Postini Services Incident Report
Mail Delivery May 7, 2013
Prepared for Postini and Google Apps customers
The following is the incident report for the Postini services outage that occurred on May 7, 2013 (GMT). We understand this service issue has impacted our valued customers and users, and we apologize to everyone who was affected.
From 10:15 GMT May 7 to 3:52 GMT May 8, users on Postini System 200 (which comprises 12.7% of all Postini users) experienced severe delays in inbound and outbound mail delivery. The delays were most severe from 12:00 until 21:00, after which time delivery rates began to improve.
During this incident, inbound messages (messages sent to users) were deferred. Outbound messages (messages sent from users) were queued on customers’ mail servers. Users who sent messages received a deferral notification with errors such as “421 Server busy, try again later psmtp”. Delivery of the deferred messages was retried based on the sending server’s retry interval (which can range from minutes to hours).
A small portion of traffic continued to be processed and delivered throughout the incident.
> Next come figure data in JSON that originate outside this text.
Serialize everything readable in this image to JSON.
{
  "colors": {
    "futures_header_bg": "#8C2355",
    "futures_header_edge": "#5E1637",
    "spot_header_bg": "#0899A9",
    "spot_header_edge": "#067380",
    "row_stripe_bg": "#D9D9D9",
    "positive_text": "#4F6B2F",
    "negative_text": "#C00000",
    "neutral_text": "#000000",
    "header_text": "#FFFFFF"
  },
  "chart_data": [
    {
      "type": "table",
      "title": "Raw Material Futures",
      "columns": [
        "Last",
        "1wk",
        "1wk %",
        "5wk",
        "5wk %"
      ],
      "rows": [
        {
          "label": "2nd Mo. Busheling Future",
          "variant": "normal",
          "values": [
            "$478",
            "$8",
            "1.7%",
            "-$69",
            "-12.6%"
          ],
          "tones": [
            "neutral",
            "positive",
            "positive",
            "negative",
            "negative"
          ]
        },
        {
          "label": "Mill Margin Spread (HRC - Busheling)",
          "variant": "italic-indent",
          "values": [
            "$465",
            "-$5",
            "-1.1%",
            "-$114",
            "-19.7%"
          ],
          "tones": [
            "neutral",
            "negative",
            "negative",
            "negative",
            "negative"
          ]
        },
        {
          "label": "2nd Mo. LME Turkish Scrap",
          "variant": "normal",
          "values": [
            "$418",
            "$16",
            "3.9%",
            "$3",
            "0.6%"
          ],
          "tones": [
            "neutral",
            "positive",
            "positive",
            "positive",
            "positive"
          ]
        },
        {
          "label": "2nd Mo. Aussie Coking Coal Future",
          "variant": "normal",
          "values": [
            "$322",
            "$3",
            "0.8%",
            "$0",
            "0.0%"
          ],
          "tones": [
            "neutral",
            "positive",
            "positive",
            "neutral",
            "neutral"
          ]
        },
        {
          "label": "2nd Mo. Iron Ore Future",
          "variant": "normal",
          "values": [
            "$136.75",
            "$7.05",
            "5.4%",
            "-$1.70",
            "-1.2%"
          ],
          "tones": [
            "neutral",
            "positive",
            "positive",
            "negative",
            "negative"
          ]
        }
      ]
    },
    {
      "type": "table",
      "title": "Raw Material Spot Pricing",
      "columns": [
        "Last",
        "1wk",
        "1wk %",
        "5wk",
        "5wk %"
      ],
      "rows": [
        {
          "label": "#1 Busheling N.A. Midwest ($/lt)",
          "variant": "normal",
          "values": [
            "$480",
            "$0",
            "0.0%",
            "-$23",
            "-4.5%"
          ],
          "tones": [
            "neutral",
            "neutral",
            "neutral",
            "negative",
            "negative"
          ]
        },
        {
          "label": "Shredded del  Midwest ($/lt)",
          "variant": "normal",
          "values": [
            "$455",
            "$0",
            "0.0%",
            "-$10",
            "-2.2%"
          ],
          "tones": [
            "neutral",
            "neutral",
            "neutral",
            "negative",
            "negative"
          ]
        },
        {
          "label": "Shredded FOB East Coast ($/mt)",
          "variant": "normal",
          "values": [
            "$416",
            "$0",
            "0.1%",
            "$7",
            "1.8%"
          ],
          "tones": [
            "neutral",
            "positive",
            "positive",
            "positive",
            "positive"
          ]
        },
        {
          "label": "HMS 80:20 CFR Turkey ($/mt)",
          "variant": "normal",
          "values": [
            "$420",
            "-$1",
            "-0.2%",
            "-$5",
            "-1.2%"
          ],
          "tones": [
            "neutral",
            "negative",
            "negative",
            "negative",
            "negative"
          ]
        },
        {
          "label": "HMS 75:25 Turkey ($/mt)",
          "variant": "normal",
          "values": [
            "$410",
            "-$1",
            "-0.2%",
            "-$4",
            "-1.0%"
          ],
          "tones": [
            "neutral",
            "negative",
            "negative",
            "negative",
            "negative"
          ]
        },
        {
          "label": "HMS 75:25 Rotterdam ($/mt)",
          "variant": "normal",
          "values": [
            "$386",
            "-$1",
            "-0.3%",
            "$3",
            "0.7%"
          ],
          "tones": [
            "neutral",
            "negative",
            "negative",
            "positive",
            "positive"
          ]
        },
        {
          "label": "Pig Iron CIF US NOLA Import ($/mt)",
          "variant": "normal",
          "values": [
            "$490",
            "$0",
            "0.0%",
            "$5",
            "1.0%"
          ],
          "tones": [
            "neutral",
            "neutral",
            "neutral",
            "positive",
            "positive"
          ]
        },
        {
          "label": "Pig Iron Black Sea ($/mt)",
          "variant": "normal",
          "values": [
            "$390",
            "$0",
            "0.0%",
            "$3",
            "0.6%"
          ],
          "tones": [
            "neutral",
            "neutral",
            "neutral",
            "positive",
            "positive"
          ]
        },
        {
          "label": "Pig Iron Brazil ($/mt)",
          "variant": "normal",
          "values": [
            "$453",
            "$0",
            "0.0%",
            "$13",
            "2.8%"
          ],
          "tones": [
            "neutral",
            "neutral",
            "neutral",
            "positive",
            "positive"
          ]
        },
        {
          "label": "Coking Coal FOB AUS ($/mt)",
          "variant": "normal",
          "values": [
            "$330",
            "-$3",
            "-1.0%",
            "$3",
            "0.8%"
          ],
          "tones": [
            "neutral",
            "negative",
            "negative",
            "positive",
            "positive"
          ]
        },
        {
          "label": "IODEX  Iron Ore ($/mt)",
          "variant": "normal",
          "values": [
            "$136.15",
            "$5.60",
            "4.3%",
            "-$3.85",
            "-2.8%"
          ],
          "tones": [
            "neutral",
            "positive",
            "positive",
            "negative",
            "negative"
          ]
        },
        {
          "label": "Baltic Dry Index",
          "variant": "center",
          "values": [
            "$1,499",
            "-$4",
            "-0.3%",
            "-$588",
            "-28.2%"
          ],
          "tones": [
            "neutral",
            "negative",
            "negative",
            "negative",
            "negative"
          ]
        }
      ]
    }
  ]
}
At no time were messages lost or deleted. The root cause of this service outage was a combination of load balancer failures in the primary data center and insufficient processing capacity in the continuation data center.
Actions and Root Cause Analysis
Background: Postini services run in pairs of data centers, the primary and continuation. Messages are normally processed, filtered, and archived in the primary data center. If there is an issue affecting the primary data center, message traffic may be temporarily switched to the continuation data center.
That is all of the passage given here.